Most of our consultations are short term. The non-compete/patent issues might be appropriate for a long term contract. If faced with this issue, have your lawyer review any contract first. He or she will probably include some reasonable limitations.
- We’ve never lost business over these administrative issues. Once had a case, however, where a small company lawyer was pushing hard for a non-compete. He insinuated perhaps I had something to hide. My comment to the engineering manager – “Well, if your lawyer is so smart, perhaps he can fix your problem.” Incidentally, I got the job after the young hot-shot was overruled.
What about part-time consulting? This adds extra concerns.
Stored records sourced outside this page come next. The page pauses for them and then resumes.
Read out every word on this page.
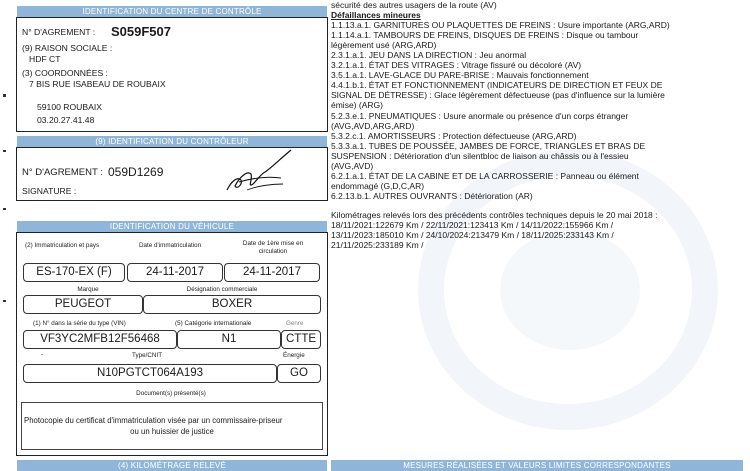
IDENTIFICATION DU CENTRE DE CONTRÔLE
N° D'AGREMENT : S059F507
(9) RAISON SOCIALE :
HDF CT
(3) COORDONNÉES :
7 BIS RUE ISABEAU DE ROUBAIX
59100 ROUBAIX
03.20.27.41.48
(9) IDENTIFICATION DU CONTRÔLEUR
N° D'AGREMENT : 059D1269
SIGNATURE :
IDENTIFICATION DU VÉHICULE
(2) Immatriculation et pays	Date d'immatriculation	Date de 1ère mise en circulation
ES-170-EX (F)	24-11-2017	24-11-2017
Marque	Désignation commerciale
PEUGEOT	BOXER
(1) N° dans la série du type (VIN)	(5) Catégorie internationale	Genre
VF3YC2MFB12F56468	N1	CTTE
-	Type/CNIT	Énergie
N10PGTCT064A193	GO
Document(s) présenté(s)
Photocopie du certificat d'immatriculation visée par un commissaire-priseur
ou un huissier de justice
(4) KILOMÉTRAGE RELEVÉ	MESURES RÉALISÉES ET VALEURS LIMITES CORRESPONDANTES
sécurité des autres usagers de la route (AV)
Défaillances mineures
1.1.13.a.1. GARNITURES OU PLAQUETTES DE FREINS : Usure importante (ARG,ARD)
1.1.14.a.1. TAMBOURS DE FREINS, DISQUES DE FREINS : Disque ou tambour
légèrement usé (ARG,ARD)
2.3.1.a.1. JEU DANS LA DIRECTION : Jeu anormal
3.2.1.a.1. ÉTAT DES VITRAGES : Vitrage fissuré ou décoloré (AV)
3.5.1.a.1. LAVE-GLACE DU PARE-BRISE : Mauvais fonctionnement
4.4.1.b.1. ÉTAT ET FONCTIONNEMENT (INDICATEURS DE DIRECTION ET FEUX DE
SIGNAL DE DÉTRESSE) : Glace légèrement défectueuse (pas d'influence sur la lumière
émise) (ARG)
5.2.3.e.1. PNEUMATIQUES : Usure anormale ou présence d'un corps étranger
(AVG,AVD,ARG,ARD)
5.3.2.c.1. AMORTISSEURS : Protection défectueuse (ARG,ARD)
5.3.3.a.1. TUBES DE POUSSÉE, JAMBES DE FORCE, TRIANGLES ET BRAS DE
SUSPENSION : Détérioration d'un silentbloc de liaison au châssis ou à l'essieu
(AVG,AVD)
6.2.1.a.1. ÉTAT DE LA CABINE ET DE LA CARROSSERIE : Panneau ou élément
endommagé (G,D,C,AR)
6.2.13.b.1. AUTRES OUVRANTS : Détérioration (AR)
Kilométrages relevés lors des précédents contrôles techniques depuis le 20 mai 2018 :
18/11/2021:122679 Km / 22/11/2021:123413 Km / 14/11/2022:155966 Km /
13/11/2023:185010 Km / 24/10/2024:213479 Km / 18/11/2025:233143 Km /
21/11/2025:233189 Km /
In addition to client issues, you should avoid consulting for your company’s customers, competitors, or suppliers. You also need to avoid using your company’s resources or working on company time.
An acid test for part time consulting is to ask yourself, “What would I feel if confronted by the president of my company?” If you can honestly say it is none of the company’s business what you do with my your free time, you are on a solid ethical footing.
If you have singed an employment contract that prohibits outside activities, however, you may be stuck. Unfortunately, many companies today (large and small) think they own you 24/7. You may want to review any agreements with your lawyer. Nevertheless, any outside consulting may jeopardize your full time job, regardless of the legal status. So tread carefully.
One final piece of part-time advice. Keep a low profile with your outside activities. Office politics and petty jealousies can and do cause problems. We’ve seen it happen — enough said.
The bottom line — be ethical! Trust and reputation are fragile. The test is simple — if your actions might embarrass you with your client (or your mother), then don’t do it!